On August 3, 1990, President George H.W. Bush declared the month of November as National American Indian Heritage Month, also referred to as Native American Heritage Month. During this month, we celebrate and honor the rich and varied cultures, traditions, and histories of Native peoples.
There are many ways to commemorate Native American Heritage Month. One way is to learn what Native lands you live on through the Native Land website, created by the Indigenous-led, Canadian non-profit Native Land Digital. You can type in your address to learn more about the land where you live or where you grew up.
● There, There by Tommy Orange (Fiction): Tommy Orange’s wondrous and shattering novel follows twelve characters from Native communities: all traveling to the Big Oakland Powwow, all connected to one another in ways they may not yet realize.
● Where the Dead Sit Talking by Brandon Hobson (Fiction): Set in rural Oklahoma during the late 1980s, Where the Dead Sit Talking is a startling, authentically voiced and lyrically written Native American coming-of-age story.
● The Seed Keeper by Diane Wilson (Fiction): Weaving together the voices of four indelible women, The Seed Keeper is a beautifully told story of reawakening, of remembering our original relationship to the seeds and, through them, to our ancestors.

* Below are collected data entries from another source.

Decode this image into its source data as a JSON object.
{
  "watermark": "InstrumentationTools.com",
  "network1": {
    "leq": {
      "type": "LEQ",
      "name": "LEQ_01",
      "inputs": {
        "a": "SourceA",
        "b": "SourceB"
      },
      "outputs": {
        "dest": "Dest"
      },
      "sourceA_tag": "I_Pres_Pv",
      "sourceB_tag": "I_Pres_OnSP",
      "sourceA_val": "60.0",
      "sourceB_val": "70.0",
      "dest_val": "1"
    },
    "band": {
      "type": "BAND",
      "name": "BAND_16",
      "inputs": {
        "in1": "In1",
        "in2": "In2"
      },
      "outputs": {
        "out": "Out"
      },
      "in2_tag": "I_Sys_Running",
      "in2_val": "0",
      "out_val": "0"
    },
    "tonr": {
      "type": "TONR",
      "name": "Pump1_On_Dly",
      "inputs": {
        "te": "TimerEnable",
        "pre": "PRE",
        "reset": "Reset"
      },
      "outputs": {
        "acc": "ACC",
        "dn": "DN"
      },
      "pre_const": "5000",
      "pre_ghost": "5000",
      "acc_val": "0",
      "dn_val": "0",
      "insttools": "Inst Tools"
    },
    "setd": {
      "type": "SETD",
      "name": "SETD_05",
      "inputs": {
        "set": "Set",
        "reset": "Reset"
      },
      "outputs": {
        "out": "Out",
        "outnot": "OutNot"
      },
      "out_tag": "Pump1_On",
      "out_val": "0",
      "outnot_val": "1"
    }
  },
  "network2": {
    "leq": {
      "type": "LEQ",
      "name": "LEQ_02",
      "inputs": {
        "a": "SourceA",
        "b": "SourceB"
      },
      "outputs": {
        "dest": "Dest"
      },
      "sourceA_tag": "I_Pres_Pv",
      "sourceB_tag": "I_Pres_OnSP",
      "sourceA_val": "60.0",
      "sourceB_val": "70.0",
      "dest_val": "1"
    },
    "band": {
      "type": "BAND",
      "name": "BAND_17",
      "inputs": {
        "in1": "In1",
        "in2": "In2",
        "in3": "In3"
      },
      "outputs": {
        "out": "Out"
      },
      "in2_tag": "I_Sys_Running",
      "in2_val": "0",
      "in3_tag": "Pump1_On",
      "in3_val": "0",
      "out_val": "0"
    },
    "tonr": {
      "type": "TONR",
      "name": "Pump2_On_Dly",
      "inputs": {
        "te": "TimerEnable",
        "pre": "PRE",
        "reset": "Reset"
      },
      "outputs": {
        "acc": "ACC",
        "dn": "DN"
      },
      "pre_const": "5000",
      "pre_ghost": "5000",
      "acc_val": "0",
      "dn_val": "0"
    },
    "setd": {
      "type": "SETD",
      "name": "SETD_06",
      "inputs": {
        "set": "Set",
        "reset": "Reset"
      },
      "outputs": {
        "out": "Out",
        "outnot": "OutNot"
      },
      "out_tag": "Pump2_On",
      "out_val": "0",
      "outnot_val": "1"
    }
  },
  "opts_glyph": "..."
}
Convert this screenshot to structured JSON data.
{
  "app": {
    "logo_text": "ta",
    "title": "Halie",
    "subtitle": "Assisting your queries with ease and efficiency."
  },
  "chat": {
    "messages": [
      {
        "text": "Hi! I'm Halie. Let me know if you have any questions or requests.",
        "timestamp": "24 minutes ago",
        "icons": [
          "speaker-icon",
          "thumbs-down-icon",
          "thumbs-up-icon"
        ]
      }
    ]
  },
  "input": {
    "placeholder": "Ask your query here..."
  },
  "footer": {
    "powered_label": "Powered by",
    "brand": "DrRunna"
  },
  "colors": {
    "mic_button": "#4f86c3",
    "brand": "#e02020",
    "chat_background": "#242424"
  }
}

● Braiding Sweetgrass: Indigenous Wisdom, Scientific Knowledge and the Teachings of Plants by Robin Wall Kimmerer (NF/Science/Nature): In Braiding Sweetgrass, Robin Wall Kimmerer gives us a unique view on how to care for Mother Nature. As a Native American and environmental biologist, she brings a unique perspective on how to face our environmental challenges.
● Heart Berries by Terese Marie Mailhot (NF/Autobiography): Heart Berries is a powerful, poetic memoir of a woman’s coming of age on the Seabird Island Indian Reservation in the Pacific Northwest.
● Two Old Women: An Alaskan Legend of Betrayal, Courage and Survival by Velma Wallis (NF/Mythology): Based on an Athabascan Indian legend passed along for many generations from mothers to daughters of the upper Yukon River Valley in Alaska, this is the suspenseful, shocking, ultimately inspirational tale of two old women abandoned by their tribe during a brutal winter famine.
● The Heartbeat of Wounded Knee: Life in Native America by David Treuer (NF/History): A sweeping history—and counter-narrative—of Native American life from the Wounded Knee massacre to the present. In The Heartbeat of Wounded Knee, Treuer melds history with reportage and memoir to create an essential, intimate story of a resilient people in a transformative era.
● Fry Bread: A Native American Family Story by Kevin Noble Maillard (Primary):Told in powerful verse by debut author Kevin Noble Maillard, Fry Bread is an evocative story about family, history, culture, and traditions, new and old, illustrated by Caldecott Honor artist Juana Martinez-Neal.
● The Absolutely True Diary of a Part-Time Indian by Sherman Alexie (Teen): Heartbreaking, funny, and beautifully written, The Absolutely True Diary of a Part-Time Indian, which is based on the author’s own experiences, chronicles the contemporary adolescence of one Native American boy as he attempts to break away from the life he was destined to live.
● Berry Song by Michaela Goade (Primary): On an island at the edge of a wide, wild sea, a girl and her grandmother gather gifts from the earth. Salmon from the stream, herring eggs from the ocean, and in the forest, a world of berries. Caldecott Medalist Michaela Goade’s first self-authored picture book is a celebration of the land she knows well and the wisdom of elders.
● The Marrow Thieves by Cherie Dimaline (Teen Science Fiction): In a futuristic world ravaged by global warming, people have lost the ability to dream, and the dreamlessness has led to widespread madness. The only people still able to dream are North America’s Indigenous people, and it is their marrow that holds the cure for the rest of the world.
● Makoons by Louise Erdrich (Juvenile): Living with their Ojibwe family on the Great Plains of Dakota Territory in 1866, twin brothers Makoons and Chickadee must learn to become buffalo hunters, but Makoons has a vision that foretells great challenges that his family may not be able to overcome.